Tuesday, September 20, 2011

Review: Stretch Panic

Platform: PS2

Rating: T for Teen, Mild Animated Violence, Suggestive Themes

Publisher: Treasure

Genre: None of the Above

Price: $1.49 at Gamestop, AmazonEbay

Now, this is a game that I find is impossible to classify.  It's bizarre, it leaves you questioning your sanity, and it's a riot to play.  Beating up the seven deadly sins has never been this politically incorrect...or this fun!

Treasure has a knack for developing campy titles that don't enjoy widespread sales.  It's in this vein that Stretch Panic comes along to mess with gamers' heads.

Stretch Panic takes advantage of the two analog sticks on the PS2, using them to their full advantage.  The game involves a young girl who uses a possessed scarf to distort the world around her, and defeat each of her 7 siblings.  Siblings who, oddly enough, are based around the seven deadly sins.  You'll use the right analog stick to grab a hold of people, crates, walls, whatever you can find.  Then warp it, throw it, even launch headfirst at it, and attack your enemies head-on!  It follows a really simple progression, though the overall application it downright hilarious.

In order to unlock battles with your sisters, you need to defeat these "normal" enemies in one of two planes first.  I say "normal" because these enemies have knockers bigger than their whole bodies!  Their jugs are invincible, so you have to latch on to their anorexic bodies from behind, and whip 'em back and forth. Just like I do with my hair.
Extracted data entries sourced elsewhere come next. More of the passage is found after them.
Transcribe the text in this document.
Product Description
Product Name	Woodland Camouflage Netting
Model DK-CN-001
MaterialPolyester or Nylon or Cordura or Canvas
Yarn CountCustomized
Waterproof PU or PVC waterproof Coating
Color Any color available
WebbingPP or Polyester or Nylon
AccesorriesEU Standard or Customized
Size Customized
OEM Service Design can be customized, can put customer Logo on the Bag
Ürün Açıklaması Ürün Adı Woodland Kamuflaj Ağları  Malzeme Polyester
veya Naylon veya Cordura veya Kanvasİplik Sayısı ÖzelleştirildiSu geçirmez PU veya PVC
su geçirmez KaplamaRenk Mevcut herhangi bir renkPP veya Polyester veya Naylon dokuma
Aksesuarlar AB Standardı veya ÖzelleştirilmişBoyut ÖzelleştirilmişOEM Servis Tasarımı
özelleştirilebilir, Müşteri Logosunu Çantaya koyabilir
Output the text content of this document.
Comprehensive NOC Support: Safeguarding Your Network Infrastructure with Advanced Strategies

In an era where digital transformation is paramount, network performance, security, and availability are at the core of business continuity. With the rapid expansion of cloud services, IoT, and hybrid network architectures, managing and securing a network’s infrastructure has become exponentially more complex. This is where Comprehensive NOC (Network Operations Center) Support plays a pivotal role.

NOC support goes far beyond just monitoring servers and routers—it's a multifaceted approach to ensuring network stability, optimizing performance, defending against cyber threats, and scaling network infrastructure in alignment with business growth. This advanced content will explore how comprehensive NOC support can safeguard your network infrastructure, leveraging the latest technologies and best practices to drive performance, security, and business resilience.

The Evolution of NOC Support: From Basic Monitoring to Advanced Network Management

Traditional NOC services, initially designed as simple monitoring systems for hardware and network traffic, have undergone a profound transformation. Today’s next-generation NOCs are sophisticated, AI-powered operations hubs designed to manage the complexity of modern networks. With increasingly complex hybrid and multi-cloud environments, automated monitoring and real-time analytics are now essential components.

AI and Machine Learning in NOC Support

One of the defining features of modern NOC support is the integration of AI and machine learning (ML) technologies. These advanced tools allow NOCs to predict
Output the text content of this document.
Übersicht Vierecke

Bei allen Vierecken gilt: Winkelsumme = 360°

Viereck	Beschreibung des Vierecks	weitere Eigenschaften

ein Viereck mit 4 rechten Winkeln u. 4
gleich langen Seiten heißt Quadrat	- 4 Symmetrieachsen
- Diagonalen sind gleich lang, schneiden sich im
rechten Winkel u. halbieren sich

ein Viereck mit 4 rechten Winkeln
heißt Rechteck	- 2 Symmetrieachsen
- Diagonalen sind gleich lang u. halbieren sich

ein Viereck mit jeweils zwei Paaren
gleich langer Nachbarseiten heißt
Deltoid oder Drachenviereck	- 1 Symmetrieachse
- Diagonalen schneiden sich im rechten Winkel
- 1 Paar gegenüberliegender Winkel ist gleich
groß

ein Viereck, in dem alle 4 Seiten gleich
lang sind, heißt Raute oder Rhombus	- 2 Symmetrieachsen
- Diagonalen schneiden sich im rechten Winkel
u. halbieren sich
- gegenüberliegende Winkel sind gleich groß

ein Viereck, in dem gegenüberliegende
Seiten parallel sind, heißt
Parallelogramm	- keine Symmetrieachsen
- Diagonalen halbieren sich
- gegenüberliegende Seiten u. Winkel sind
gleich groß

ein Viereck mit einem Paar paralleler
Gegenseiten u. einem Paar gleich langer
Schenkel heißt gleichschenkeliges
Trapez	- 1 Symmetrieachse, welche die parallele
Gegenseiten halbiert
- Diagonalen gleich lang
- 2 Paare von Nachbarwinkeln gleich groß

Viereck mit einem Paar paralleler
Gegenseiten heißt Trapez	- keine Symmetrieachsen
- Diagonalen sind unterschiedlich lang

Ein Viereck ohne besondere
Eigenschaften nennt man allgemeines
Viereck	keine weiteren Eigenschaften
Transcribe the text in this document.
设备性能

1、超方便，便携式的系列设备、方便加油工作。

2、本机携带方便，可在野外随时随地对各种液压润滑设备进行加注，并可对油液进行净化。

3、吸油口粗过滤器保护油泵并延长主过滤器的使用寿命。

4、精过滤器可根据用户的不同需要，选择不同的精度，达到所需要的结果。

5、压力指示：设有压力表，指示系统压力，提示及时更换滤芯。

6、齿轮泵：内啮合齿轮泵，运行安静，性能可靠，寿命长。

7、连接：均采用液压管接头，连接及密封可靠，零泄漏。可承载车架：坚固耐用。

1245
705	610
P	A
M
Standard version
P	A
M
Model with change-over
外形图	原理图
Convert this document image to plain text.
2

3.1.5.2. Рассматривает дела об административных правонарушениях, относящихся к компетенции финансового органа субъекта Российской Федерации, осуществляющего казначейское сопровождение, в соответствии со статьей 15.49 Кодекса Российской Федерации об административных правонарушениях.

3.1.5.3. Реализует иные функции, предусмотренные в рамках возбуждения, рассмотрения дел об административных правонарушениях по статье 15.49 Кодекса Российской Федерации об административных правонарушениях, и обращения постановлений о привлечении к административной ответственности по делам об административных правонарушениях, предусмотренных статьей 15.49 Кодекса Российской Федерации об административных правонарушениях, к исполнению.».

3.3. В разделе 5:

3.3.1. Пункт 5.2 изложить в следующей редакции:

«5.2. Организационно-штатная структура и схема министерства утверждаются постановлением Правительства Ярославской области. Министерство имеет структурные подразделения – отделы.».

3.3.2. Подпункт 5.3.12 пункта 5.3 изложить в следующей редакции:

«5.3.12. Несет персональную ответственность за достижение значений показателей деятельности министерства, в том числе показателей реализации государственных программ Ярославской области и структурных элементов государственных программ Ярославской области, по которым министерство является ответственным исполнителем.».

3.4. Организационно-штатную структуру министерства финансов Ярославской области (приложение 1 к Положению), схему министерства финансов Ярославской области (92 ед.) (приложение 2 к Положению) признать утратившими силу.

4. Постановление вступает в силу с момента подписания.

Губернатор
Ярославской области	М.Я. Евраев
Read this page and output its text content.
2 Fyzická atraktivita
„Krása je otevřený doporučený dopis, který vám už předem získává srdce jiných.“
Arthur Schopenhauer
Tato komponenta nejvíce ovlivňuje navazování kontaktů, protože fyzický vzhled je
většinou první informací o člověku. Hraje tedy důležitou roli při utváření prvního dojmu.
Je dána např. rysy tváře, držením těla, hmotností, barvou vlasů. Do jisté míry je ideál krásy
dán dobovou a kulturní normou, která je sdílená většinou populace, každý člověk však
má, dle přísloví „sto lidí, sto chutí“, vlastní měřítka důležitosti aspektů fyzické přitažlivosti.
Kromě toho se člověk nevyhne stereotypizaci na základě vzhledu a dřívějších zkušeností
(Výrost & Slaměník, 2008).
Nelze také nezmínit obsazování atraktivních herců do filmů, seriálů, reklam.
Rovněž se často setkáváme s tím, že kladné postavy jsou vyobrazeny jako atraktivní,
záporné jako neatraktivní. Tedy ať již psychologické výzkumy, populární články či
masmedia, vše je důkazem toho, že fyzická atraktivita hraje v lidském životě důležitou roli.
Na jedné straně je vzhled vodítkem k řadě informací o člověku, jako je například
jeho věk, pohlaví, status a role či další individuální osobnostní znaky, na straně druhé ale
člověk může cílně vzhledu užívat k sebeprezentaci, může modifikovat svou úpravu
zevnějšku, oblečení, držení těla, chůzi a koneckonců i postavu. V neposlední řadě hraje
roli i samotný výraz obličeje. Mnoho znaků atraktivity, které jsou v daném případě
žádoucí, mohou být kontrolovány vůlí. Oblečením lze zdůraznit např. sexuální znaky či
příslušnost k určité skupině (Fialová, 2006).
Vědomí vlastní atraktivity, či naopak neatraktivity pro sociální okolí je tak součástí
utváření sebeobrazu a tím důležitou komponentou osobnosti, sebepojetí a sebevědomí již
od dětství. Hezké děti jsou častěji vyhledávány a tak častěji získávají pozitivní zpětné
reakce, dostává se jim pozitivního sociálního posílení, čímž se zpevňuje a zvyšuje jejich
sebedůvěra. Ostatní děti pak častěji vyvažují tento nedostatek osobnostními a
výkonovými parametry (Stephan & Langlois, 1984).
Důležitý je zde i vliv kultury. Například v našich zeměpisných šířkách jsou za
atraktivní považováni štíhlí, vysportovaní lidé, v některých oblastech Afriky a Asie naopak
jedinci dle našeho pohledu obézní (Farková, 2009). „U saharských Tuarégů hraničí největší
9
Now that we've got the bad jokes out of the way, we can continue.  The game utilizes this mechanic quite a bit, and it does start to get a bit stale after a while.  So why do I keep coming back?  Because each of the bosses is so radically different, it makes the game worthwhile.  Every boss has a different weak spot, which you need to exploit before your sisters squish you like the mosquito that they perceive you to be.

This game has a really unique visual style.  Graphics are simplistic, yet it creates an atmosphere that is engaging and sets the mood of the game really well.  The other nifty claim this game has is the distortion of character models.  As you grab on to an object, it will stretch and deform in whatever direction you pull it.  For a game that came out in 2002, that's a pretty huge feat!  This is the sort of stuff that the computer scientist in me just loves to see.  For the general masses, there's something to be enjoyed in here, too.  It's rather entertaining to grab someone by the nose, stretch it out, then rocket head first into it.

So yeah, that's why I cannot give this game a genre.  It's so unique that it became a genre in and of itself.